Taiwanese data has found that individuals with gout had almost 60 per cent higher risk of new-onset kidney disease, he said, but he added that the study was limited in a number of ways.
“But we recently have looked at gout and the risk of CKD in the UK primary care population,” he said. This data was linked to hospitalisation, mortality and end-stage kidney disease.
He said that a gout cohort of about 70,000 was identified, as was a control group of 500,000.
“The primary outcome is that individuals with gout have a 30 per cent higher hazard of developing end-stage kidney disease,” he said, suggesting that this is a strong independent link between gout and new-onset kidney disease in individuals in the UK health system.
Another study from the US found that compared with individuals on a very modest dose of allopurinol, those on a higher dose have a 30 per cent lower rate of progression to kidney failure, suggesting a dose-response effect.
He added that, in Japan, doctors are already treating asymptomatic hyperuricaemia with uric-lowering therapy.
Update on RABRI presented at conference
The Rheumatoid Arthritis Biologics Registry of Ireland (RABRI) has 81 patients currently enrolled, the Spring Meeting of the Irish Society for Rheumatology (ISR) heard. Patients on RABRI must be over 18, have given their informed consent, have a clinical diagnosis of RA, and have been prescribed a new biologic therapy.
Prof Gerry Wilson, Arthritis Ireland Professor of Rheumatology at University College Dublin, presented an update on the registry to rheumatology colleagues at the recent meeting in Limerick.
“We have been recruiting for about a year,” he explained. “University Hospital Limerick has been the first centre to recruit and in total, and we are up to 81 patients recruited. Six centres are actively recruiting and we have ethics approval in Cork University Hospital, Naas General and Connolly. Ethics has also been submitted at University Hospital Kerry, Tralee.”
As in the UK, RABRI patients are followed for five years.
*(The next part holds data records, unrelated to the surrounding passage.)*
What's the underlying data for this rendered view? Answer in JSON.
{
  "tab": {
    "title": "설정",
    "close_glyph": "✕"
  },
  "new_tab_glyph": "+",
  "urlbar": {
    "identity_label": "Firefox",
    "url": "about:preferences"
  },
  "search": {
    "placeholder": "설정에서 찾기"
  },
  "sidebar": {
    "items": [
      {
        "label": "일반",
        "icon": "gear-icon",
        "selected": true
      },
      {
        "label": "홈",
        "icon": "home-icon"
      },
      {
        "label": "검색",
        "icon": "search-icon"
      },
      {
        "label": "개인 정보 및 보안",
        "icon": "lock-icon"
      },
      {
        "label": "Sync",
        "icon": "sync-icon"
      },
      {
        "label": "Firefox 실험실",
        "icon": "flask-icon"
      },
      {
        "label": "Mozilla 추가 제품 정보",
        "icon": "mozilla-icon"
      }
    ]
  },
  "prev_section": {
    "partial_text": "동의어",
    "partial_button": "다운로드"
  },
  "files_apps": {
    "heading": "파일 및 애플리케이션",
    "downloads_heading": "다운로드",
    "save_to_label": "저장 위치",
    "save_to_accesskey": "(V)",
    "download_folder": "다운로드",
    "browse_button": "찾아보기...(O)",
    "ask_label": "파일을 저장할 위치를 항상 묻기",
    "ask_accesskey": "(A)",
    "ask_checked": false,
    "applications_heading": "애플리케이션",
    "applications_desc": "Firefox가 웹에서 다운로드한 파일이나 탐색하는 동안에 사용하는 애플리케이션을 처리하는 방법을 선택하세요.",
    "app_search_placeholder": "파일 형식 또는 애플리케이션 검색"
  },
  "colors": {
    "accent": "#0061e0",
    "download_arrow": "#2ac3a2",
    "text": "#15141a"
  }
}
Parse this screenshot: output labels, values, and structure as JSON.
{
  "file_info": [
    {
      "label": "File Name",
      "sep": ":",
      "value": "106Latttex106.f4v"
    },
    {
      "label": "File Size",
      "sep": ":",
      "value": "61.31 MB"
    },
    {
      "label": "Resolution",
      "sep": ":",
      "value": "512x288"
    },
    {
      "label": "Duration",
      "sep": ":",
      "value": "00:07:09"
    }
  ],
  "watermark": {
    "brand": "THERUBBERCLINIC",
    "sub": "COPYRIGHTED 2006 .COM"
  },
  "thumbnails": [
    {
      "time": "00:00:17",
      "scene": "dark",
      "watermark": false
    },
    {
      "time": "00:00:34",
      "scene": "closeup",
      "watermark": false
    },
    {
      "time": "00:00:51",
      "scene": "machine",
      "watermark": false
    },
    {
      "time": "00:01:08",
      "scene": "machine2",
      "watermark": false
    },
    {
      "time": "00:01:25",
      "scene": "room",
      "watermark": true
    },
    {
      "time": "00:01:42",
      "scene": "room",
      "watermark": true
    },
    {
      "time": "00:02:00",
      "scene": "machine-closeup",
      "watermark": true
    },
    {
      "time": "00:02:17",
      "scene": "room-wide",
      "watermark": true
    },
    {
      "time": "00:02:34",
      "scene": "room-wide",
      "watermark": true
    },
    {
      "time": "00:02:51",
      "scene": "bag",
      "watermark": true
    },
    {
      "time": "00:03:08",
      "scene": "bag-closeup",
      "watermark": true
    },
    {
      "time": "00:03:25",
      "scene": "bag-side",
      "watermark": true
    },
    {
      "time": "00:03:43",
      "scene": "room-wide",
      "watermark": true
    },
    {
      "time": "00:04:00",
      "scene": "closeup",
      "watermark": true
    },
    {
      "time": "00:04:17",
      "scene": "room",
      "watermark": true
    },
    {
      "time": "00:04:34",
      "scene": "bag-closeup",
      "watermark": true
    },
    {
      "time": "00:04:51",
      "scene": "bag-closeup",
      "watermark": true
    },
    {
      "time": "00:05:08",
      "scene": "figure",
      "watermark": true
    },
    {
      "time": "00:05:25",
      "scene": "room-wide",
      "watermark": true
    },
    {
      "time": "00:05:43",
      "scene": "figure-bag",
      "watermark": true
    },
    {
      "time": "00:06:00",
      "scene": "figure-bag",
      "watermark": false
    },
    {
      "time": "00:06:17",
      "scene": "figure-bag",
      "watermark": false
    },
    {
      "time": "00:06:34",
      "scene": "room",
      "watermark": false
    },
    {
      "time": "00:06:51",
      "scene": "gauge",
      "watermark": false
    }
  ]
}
For the first three years, assessments are recorded every six months, with annual assessments thereafter.
The other centres involved in RABRI recruitment are St James’s Hospital, Dublin; St Vincent’s University Hospital, Dublin; Mater Misericordiae University Hospital, Dublin; Tallaght Hospital, Dublin; and Our Lady’s Hospital, Manorhamilton, Co Leitrim. Centres contributing data will be paid, Prof Wilson said.
The registry has a target of enrolling 2,000 patients over the next five years and there will be follow-up with these patients after this time. Feedback on the registry to date has been very positive, Prof Wilson said, and he described RABRI as “evolving”, with features such as fatigue score having been added following consultations with users.
The patient and data collection criteria are similar to other European registries, and as RABRI is modelled on the British Society of Rheumatology (BSR) biologics register, it is hoped information will be shared readily.
“What’s different about RABRI is, we use a very effective electronic data collection system,” Prof Wilson said, adding that a paper-based system is used by the BSR.
In terms of biological agents, the registry shows that 29 patients are on etanercept, with 12 being prescribed adalimumab and tocilizumab.
Responding to questions from the floor, Prof Wilson clarified that the local data is owned by the consultant and it can be extracted via the electronic system.
RABRI, which was established by the ISR, will document all RA patients attending rheumatology clinics in participating centres in Ireland who have been commenced on a new biologic therapy.
The main objective will be to monitor response to therapy, safety, record adverse events and events of special interest.